I can see why you'd be confused, though. The rigidity of orthodox upbringings could make someone behaving outside an extremely narrow set of cultural boundaries and rules turn quickly to sneaking, perhaps like a woman who drinks a bit much.
So I hope you are right and that what you're seeing is a quick escalation of early-stage problematic drinking in your Loved One who started to drink only recently (in her 40's).
There's a possibility she may be sneaking out of habit, but that the alcohol consumption is actually moderate and steady. It may just look worse for the sneaking.
One approach to sneaking is moderation : agree together to bring it out in the light
Let’s say her drinking is moderate. What would you both say to opening up around what is being sneaked. What if you could both put down sneaking and just lived without judgment of your girlfriend’s drinking. Your girlfriend would be openly moderating her drinking.

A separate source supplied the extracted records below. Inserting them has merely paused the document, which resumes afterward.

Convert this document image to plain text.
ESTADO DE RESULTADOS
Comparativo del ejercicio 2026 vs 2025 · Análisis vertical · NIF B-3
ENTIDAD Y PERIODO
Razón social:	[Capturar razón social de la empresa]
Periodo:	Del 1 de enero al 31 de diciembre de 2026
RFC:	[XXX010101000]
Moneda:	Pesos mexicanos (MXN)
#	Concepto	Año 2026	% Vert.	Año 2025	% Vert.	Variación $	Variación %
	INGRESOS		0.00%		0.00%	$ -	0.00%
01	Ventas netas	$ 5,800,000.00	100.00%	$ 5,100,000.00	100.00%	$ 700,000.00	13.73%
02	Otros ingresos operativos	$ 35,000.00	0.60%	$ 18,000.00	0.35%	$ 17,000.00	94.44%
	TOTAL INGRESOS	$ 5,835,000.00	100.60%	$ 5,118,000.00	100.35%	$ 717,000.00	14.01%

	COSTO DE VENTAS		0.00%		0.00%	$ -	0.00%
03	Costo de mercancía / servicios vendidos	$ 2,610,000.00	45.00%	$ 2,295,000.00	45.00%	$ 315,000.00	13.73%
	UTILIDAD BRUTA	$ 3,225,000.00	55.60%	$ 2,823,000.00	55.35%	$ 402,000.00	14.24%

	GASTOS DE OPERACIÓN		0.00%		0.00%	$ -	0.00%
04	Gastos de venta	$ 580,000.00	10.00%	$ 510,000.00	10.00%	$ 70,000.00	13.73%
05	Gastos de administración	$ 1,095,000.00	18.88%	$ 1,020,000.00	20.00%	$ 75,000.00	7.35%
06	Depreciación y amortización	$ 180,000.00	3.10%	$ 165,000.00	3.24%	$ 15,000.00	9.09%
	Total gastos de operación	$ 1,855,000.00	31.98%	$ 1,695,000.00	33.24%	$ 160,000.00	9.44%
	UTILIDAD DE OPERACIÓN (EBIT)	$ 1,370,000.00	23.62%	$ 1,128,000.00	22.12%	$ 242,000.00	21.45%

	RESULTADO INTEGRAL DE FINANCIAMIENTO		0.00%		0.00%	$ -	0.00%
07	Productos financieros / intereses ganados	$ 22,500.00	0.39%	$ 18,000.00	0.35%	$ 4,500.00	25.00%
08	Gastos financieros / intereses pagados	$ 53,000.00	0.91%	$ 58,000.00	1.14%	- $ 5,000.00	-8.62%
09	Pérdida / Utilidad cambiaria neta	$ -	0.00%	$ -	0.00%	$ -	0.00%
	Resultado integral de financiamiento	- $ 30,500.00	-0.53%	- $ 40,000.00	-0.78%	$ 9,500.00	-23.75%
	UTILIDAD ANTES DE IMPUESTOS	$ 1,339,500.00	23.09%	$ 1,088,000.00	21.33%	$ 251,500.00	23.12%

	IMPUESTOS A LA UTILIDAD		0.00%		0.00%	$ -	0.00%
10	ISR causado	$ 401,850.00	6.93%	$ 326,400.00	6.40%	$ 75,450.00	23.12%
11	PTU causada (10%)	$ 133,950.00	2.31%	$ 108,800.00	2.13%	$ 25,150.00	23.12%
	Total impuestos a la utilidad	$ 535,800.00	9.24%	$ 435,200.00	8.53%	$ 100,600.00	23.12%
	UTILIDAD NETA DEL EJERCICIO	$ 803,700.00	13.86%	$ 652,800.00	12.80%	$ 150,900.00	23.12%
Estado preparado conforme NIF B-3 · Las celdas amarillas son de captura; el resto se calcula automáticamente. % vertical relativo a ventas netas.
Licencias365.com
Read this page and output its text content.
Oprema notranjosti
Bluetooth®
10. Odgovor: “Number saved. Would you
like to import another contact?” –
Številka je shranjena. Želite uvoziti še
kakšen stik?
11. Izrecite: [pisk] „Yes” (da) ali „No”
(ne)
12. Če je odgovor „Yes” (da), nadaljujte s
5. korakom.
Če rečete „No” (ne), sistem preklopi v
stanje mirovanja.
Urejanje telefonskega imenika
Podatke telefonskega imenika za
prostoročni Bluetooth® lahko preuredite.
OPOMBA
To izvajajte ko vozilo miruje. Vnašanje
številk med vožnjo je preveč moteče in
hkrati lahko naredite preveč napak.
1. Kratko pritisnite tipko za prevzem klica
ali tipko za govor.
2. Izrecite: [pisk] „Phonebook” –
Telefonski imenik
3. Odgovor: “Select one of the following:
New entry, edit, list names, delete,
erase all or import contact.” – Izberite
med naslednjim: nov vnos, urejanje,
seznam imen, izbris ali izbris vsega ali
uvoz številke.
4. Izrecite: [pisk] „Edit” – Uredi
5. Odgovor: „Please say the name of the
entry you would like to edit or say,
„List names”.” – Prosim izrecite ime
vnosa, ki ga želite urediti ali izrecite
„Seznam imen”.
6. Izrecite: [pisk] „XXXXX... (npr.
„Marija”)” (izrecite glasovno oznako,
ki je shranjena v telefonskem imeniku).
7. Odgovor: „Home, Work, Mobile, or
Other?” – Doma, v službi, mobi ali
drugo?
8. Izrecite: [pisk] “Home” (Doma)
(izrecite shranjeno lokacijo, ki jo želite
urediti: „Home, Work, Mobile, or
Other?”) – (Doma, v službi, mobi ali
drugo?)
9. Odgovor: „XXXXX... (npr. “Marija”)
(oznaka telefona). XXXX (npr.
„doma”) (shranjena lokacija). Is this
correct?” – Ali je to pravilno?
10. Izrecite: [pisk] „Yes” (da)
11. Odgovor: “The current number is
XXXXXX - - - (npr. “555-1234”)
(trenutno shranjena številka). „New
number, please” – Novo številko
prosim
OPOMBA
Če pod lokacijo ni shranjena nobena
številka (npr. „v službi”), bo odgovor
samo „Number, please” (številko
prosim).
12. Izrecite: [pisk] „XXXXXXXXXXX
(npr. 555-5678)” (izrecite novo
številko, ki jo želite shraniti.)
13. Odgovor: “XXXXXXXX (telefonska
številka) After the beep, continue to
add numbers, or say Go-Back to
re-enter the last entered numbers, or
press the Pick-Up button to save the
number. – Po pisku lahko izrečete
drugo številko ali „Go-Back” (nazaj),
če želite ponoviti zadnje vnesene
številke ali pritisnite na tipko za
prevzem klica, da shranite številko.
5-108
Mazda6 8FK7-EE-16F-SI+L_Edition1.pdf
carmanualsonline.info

You would both openly talk about your fears/issues around drinking (for example, your experience growing up). You would use negotiation and communication skills from Module 4 to influence and adjust, so that you can be comfortable during this experiment . . . you could give it, say, 8 weeks.
You are, in effect, meeting your Loved One where she is, which is a stated desire to continue to drink unproblematically. See the Introductory Module for a brief discussion on moderation and our page on moderating in the Resource Supplement.
Please commit to listening to each other over these 8 weeks. You promise to withhold judgment; she promises to get out from underground with her drinking. You decide together how many drinks are acceptable for your Loved One to have. Anything more than, say, 2 drinks, and you quietly apply the approach from Module 6, My Loved One is Using, Now What?
If this 8-week experiment doesn’t work, the size of the alcohol problem will be clearer to both of you.
And you hope, and she agrees (now, before you start the 8-week experiment) that she will get X or Y help. It will now have been said and agreed to verbally. This could help down the road.
Let us know how it goes. We're rooting for you both.